There's a near universal consensus that nothing works quite like Dawn, which proudly brags that it donates tons of its soap every time a sweet, twenty-something Greenpeace volunteer from Seattle with her hair in braids shows up to wipe the gasoline off a pelican's beak.

And this is when you just have to stop and appreciate the ballsy irony of Dawn's campaign to bill itself as the solution to a problem that it indisputably helped create. It took me precisely three clicks to confirm what I suspected was the source of this irony:
What the company doesn't advertise — and these days is reluctant to admit — is that the grease-cutting part of the potion is made from petroleum.
"To make the best product out there, you have to have some in there," says Ian Tholking of Procter & Gamble. He says less than one-seventh of Dawn comes from petroleum. "To say Dawn's horrible because of this, that doesn't make a whole lot of sense," he says, "and that's what we're trying to avoid. Because we're not trying to do something evil here." "I think it's extremely ironic," says Martin Wolf, a chemist for Seventh Generation, which makes a dish liquid without petroleum. "Here we are trying to squeeze every last drop of oil we can out of the Earth, and it's despoiling the Earth. And we're using that same product that's messing up the Earth to clean it up."
Looks like Dr. Martin Wolf, PhD beat me to the punchline of this joke. It's a circle of life to rival Disney's The Lion King: drill for crude oil that Dawn puts into a detergent that is then donated to clean up the animals covered in the crude oil that spills on the animals on its way to market . . . for Dawn to put back into its soap. 
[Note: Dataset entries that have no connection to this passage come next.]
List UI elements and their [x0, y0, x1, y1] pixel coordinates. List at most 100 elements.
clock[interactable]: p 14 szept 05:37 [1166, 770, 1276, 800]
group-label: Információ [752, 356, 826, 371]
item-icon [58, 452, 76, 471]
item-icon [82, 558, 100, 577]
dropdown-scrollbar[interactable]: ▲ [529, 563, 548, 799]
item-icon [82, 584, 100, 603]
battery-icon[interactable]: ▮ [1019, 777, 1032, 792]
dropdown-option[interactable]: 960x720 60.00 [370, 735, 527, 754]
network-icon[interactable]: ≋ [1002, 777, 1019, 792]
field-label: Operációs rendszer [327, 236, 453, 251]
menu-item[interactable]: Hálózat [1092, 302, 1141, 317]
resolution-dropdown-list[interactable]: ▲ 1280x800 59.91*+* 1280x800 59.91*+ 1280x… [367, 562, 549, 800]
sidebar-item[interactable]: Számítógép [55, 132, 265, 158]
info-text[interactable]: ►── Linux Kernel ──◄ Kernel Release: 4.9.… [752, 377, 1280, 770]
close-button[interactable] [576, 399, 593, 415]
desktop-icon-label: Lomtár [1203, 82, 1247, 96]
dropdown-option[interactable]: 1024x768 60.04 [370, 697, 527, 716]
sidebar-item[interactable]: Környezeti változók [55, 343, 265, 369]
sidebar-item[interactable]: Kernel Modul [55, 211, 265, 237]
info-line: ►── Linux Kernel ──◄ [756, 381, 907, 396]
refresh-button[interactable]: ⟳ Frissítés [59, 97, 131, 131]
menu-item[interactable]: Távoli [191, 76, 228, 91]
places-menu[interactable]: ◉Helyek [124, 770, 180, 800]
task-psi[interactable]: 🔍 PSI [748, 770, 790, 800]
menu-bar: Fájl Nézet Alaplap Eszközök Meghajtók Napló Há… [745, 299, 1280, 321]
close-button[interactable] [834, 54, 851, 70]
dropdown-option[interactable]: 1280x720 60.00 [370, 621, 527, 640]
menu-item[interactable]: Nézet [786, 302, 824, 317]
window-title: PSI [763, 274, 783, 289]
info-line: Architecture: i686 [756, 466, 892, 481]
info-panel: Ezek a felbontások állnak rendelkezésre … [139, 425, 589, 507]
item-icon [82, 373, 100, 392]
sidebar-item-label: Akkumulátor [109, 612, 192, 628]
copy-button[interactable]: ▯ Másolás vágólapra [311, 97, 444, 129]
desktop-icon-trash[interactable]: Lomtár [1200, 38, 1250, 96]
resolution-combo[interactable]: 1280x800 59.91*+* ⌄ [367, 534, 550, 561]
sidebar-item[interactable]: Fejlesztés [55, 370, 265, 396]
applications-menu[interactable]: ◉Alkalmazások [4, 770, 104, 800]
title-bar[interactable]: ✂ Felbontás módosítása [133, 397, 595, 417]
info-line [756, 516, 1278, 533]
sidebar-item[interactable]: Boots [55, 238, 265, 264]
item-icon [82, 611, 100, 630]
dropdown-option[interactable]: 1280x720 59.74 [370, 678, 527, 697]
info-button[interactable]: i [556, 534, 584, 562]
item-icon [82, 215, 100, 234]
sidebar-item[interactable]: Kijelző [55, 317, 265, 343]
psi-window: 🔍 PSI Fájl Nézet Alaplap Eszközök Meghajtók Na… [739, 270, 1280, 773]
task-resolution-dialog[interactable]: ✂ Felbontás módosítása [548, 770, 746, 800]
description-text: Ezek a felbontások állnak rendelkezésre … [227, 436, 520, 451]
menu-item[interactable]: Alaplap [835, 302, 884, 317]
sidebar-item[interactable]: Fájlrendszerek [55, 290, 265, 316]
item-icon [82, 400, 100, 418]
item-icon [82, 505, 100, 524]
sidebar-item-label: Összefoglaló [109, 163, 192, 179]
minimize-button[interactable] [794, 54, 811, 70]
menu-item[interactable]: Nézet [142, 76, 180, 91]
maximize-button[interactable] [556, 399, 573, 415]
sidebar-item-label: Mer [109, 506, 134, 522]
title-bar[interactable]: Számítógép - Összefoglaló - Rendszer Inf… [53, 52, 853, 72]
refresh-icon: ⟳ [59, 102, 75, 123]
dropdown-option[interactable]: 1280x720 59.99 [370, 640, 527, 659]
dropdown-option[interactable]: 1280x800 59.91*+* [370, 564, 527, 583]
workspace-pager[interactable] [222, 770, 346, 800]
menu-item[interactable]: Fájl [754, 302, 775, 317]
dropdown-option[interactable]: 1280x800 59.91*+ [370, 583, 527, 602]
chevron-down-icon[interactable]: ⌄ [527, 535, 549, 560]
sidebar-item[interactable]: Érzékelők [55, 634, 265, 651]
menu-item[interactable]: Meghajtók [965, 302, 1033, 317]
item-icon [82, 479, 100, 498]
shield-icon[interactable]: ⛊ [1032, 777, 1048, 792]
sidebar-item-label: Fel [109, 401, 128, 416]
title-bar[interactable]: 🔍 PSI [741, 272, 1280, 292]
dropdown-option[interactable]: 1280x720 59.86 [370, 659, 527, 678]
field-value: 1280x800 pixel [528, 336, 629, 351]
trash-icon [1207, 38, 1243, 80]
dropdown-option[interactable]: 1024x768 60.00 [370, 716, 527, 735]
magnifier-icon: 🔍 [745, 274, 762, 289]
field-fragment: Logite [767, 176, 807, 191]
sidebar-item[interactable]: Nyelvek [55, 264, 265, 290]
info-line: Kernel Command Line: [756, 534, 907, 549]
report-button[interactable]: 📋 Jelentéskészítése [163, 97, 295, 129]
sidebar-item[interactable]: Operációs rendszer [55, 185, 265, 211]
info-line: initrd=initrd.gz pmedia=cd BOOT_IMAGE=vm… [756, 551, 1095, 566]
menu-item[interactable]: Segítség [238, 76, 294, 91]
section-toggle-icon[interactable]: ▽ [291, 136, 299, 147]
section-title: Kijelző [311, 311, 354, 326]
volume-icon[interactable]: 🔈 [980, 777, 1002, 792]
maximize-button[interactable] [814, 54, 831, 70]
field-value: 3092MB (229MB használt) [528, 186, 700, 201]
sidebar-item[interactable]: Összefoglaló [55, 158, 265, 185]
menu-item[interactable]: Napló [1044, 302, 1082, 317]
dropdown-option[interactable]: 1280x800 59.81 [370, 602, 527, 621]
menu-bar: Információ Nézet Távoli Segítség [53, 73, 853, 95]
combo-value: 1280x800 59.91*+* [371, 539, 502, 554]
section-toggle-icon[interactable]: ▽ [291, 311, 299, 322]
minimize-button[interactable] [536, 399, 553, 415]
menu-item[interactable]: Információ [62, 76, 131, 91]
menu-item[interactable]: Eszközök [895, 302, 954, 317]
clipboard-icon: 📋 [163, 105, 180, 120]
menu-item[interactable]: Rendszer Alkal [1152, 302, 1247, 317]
Whether you're a tree hugging hippie or a lobbyist for BP, I think everyone with any critical thinking skills can appreciate this as some straight-up LOLZ. It's like the equivalent of Philip Morris sponsoring a lung cancer wing at Sloan Kettering, which whoops, haha, has basically already happened.

But back to that cute little baby duckie on the bottle. Look how cute he is! Look how Dawn cleans his fluffy feathers! That's all you need to know. 

Shhhhhhhhhhhhhhhhhhhhhhhhhhhhhhhhhhhhhhhh . . . go back to sleep.